You will use a quadratic loss for a regression problem, and a logistic and hinge loss for a classification problem.
Answer the questions below in a “answers.txt” plain file, “answers.md” Markdown, or “answers.pdf” PDF. I will not accept Microsoft Word, OS X Pages, or OpenOffice documents. (I prefer Markdown, so I can see it from your repository on Github directly)
In addition, submit whatever code you use to answer the questions below.
Implement a gradient descent procedure to minimize the quadratic loss with an $l_2$ regularizer. Stop your gradient descent procedure when the squared norm of the gradient goes below $10^{-4}$.

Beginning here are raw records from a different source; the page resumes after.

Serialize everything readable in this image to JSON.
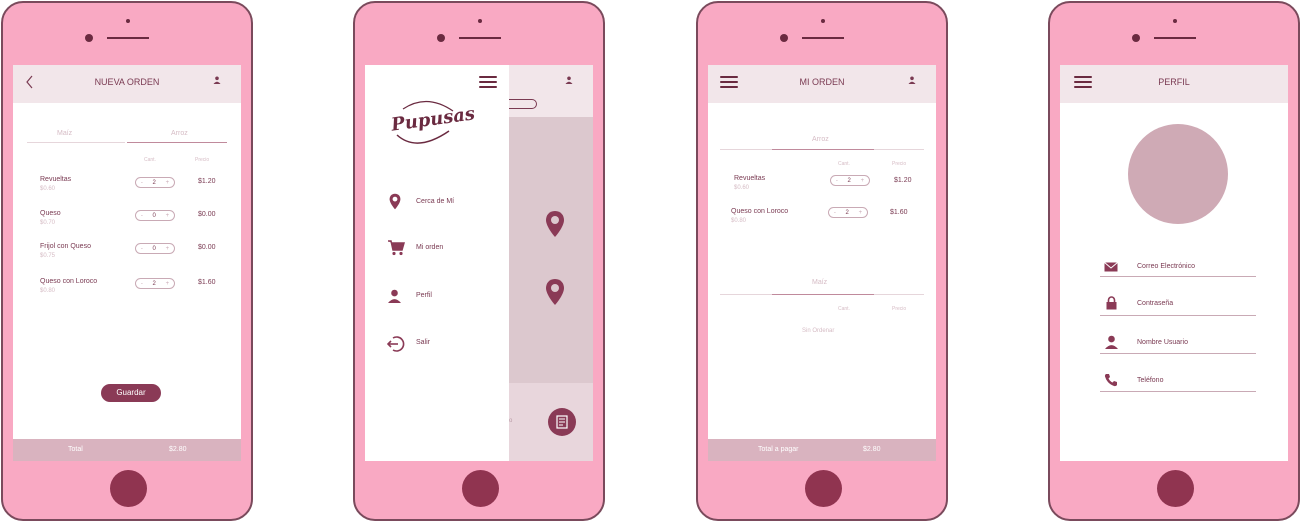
{
  "phone1": {
    "title": "NUEVA ORDEN",
    "tabs": [
      "Maíz",
      "Arroz"
    ],
    "col_cant": "Cant.",
    "col_precio": "Precio",
    "items": [
      {
        "name": "Revueltas",
        "unit": "$0.60",
        "qty": "2",
        "total": "$1.20"
      },
      {
        "name": "Queso",
        "unit": "$0.70",
        "qty": "0",
        "total": "$0.00"
      },
      {
        "name": "Frijol con Queso",
        "unit": "$0.75",
        "qty": "0",
        "total": "$0.00"
      },
      {
        "name": "Queso con Loroco",
        "unit": "$0.80",
        "qty": "2",
        "total": "$1.60"
      }
    ],
    "save_label": "Guardar",
    "total_label": "Total",
    "total_value": "$2.80"
  },
  "phone2": {
    "logo": "Pupusas",
    "menu": [
      "Cerca de Mí",
      "Mi orden",
      "Perfil",
      "Salir"
    ],
    "partial_text": "o"
  },
  "phone3": {
    "title": "MI ORDEN",
    "section1": "Arroz",
    "col_cant": "Cant.",
    "col_precio": "Precio",
    "items": [
      {
        "name": "Revueltas",
        "unit": "$0.60",
        "qty": "2",
        "total": "$1.20"
      },
      {
        "name": "Queso con Loroco",
        "unit": "$0.80",
        "qty": "2",
        "total": "$1.60"
      }
    ],
    "section2": "Maíz",
    "col_cant2": "Cant.",
    "col_precio2": "Precio",
    "empty": "Sin Ordenar",
    "total_label": "Total a pagar",
    "total_value": "$2.80"
  },
  "phone4": {
    "title": "PERFIL",
    "fields": [
      "Correo Electrónico",
      "Contraseña",
      "Nombre Usuario",
      "Teléfono"
    ]
  },
  "colors": {
    "phone_body": "#f9a9c3",
    "accent": "#903450",
    "bar": "#f2e6ea",
    "footer": "#d9b3bf",
    "avatar": "#cfaab5"
  }
}
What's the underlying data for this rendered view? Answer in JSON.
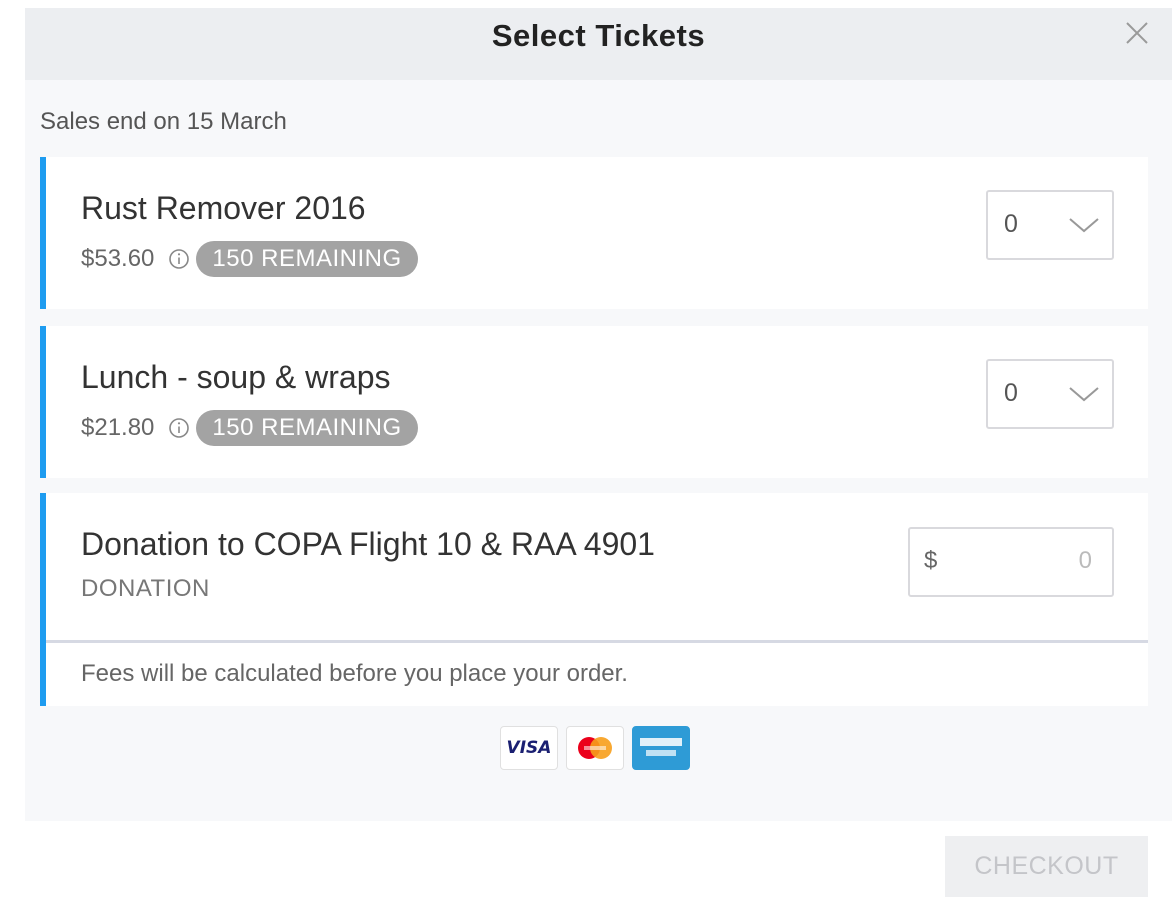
{
  "modal": {
    "title": "Select Tickets",
    "sales_end": "Sales end on 15 March"
  },
  "tickets": [
    {
      "name": "Rust Remover 2016",
      "price": "$53.60",
      "remaining": "150 REMAINING",
      "quantity": "0"
    },
    {
      "name": "Lunch - soup & wraps",
      "price": "$21.80",
      "remaining": "150 REMAINING",
      "quantity": "0"
    }
  ],
  "donation": {
    "name": "Donation to COPA Flight 10 & RAA 4901",
    "label": "DONATION",
    "currency": "$",
    "value": "0"
  },
  "fees_note": "Fees will be calculated before you place your order.",
  "payment_methods": [
    {
      "name": "visa",
      "label": "VISA"
    },
    {
      "name": "mastercard",
      "label": "MasterCard"
    },
    {
      "name": "american-express",
      "label": "AMERICAN EXPRESS"
    }
  ],
  "checkout": {
    "label": "CHECKOUT"
  },
  "colors": {
    "accent": "#1e9cf0",
    "badge": "#a3a3a3",
    "header_bg": "#eceef1",
    "modal_bg": "#f7f8fa"
  },
  "icons": [
    "close-icon",
    "info-icon",
    "chevron-down-icon"
  ]
}
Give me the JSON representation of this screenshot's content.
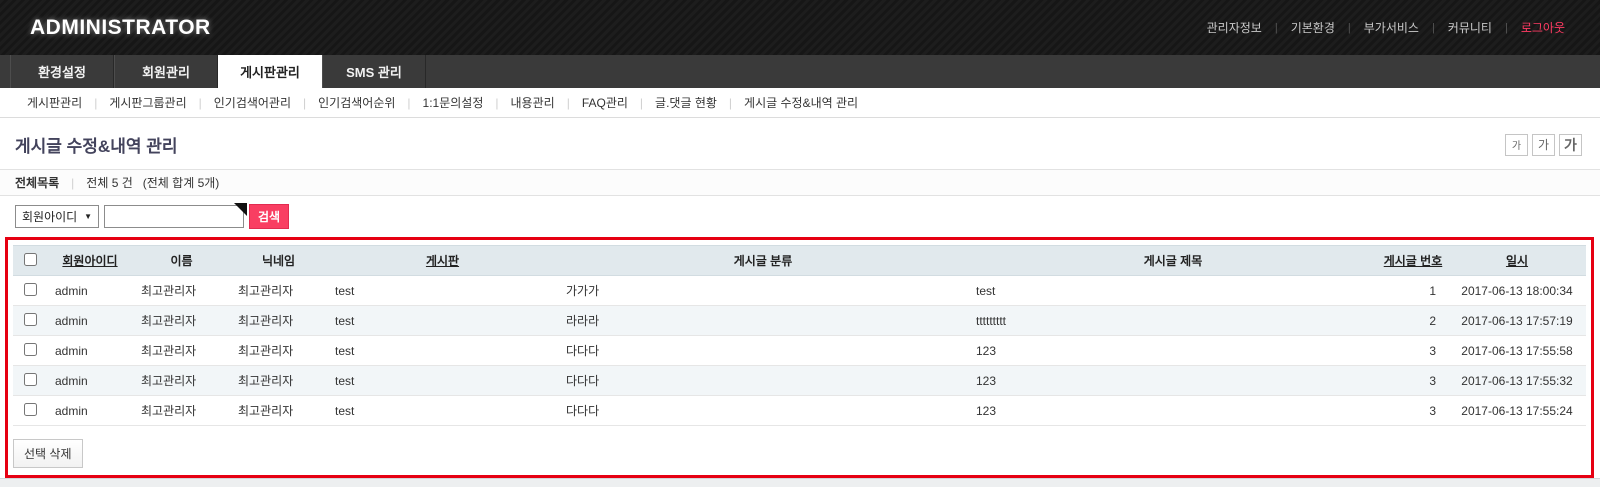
{
  "topbar": {
    "brand": "ADMINISTRATOR",
    "links": [
      "관리자정보",
      "기본환경",
      "부가서비스",
      "커뮤니티",
      "로그아웃"
    ]
  },
  "tabs": [
    "환경설정",
    "회원관리",
    "게시판관리",
    "SMS 관리"
  ],
  "submenu": [
    "게시판관리",
    "게시판그룹관리",
    "인기검색어관리",
    "인기검색어순위",
    "1:1문의설정",
    "내용관리",
    "FAQ관리",
    "글.댓글 현황",
    "게시글 수정&내역 관리"
  ],
  "page": {
    "title": "게시글 수정&내역 관리",
    "font_size_buttons": [
      "가",
      "가",
      "가"
    ],
    "summary": {
      "label": "전체목록",
      "count_text": "전체 5 건",
      "total_text": "(전체 합계 5개)"
    },
    "search": {
      "select_value": "회원아이디",
      "select_arrow": "▼",
      "input_value": "",
      "button_label": "검색"
    }
  },
  "table": {
    "headers": [
      "회원아이디",
      "이름",
      "닉네임",
      "게시판",
      "게시글 분류",
      "게시글 제목",
      "게시글 번호",
      "일시"
    ],
    "sortable_headers": [
      "회원아이디",
      "게시판",
      "게시글 번호",
      "일시"
    ],
    "rows": [
      [
        "admin",
        "최고관리자",
        "최고관리자",
        "test",
        "가가가",
        "test",
        "1",
        "2017-06-13 18:00:34"
      ],
      [
        "admin",
        "최고관리자",
        "최고관리자",
        "test",
        "라라라",
        "ttttttttt",
        "2",
        "2017-06-13 17:57:19"
      ],
      [
        "admin",
        "최고관리자",
        "최고관리자",
        "test",
        "다다다",
        "123",
        "3",
        "2017-06-13 17:55:58"
      ],
      [
        "admin",
        "최고관리자",
        "최고관리자",
        "test",
        "다다다",
        "123",
        "3",
        "2017-06-13 17:55:32"
      ],
      [
        "admin",
        "최고관리자",
        "최고관리자",
        "test",
        "다다다",
        "123",
        "3",
        "2017-06-13 17:55:24"
      ]
    ],
    "delete_button": "선택 삭제"
  },
  "colors": {
    "accent_pink": "#f93e62",
    "annotation_red": "#e60012",
    "logout_red": "#ff3b63",
    "table_header_bg": "#e1e9ed",
    "alt_row_bg": "#f2f6f8",
    "title_navy": "#43435c",
    "topbar_black": "#1a1a1a",
    "tabbar_gray": "#3a3a3a"
  }
}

Run the classifier for the dataset regression-dataset.pickle
under the following regularization values: $\lambda = {0, 0.0001,
0.01}$. You might have to experiment with the learning rate for
the algorithm to converge. What are the validation and training
losses you obtain?
Design a procedure for early stopping, based on monitoring the validation error. What are the accuracies you obtain for the regularization values above? Discuss.
Note that it might be easier to store a list of the losses and plot the loss curve over time in order to see what’s happening.
Implement a gradient descent optimization procedure to find a classifier that minimizes the logistic loss function with an $l_2$ regularizer. Stop your gradient descent procedure when the quadratic norm of the gradient goes below $10^{-4}$.
Run the classifier for the agaricus-lepiota
dataset under the
same regularization values as above. You might have to experiment
with the learning rate for the algorithm to converge. What are the
validation and training losses you obtain?
Does early stopping help in this case?
Implement a gradient descent optimization procedure to find a classifier that minimizes the hinge loss function with an $l_2$ regularizer. Stop your gradient descent procedure when the quadratic norm of the gradient goes below $10^{-4}$.
Run the classifier for the agaricus-lepiota
dataset. Experiment
with different regularization values. Which values produce more or
fewer training points inside the margin? Which values produce
better training or validation error?
Does early stopping help in this case?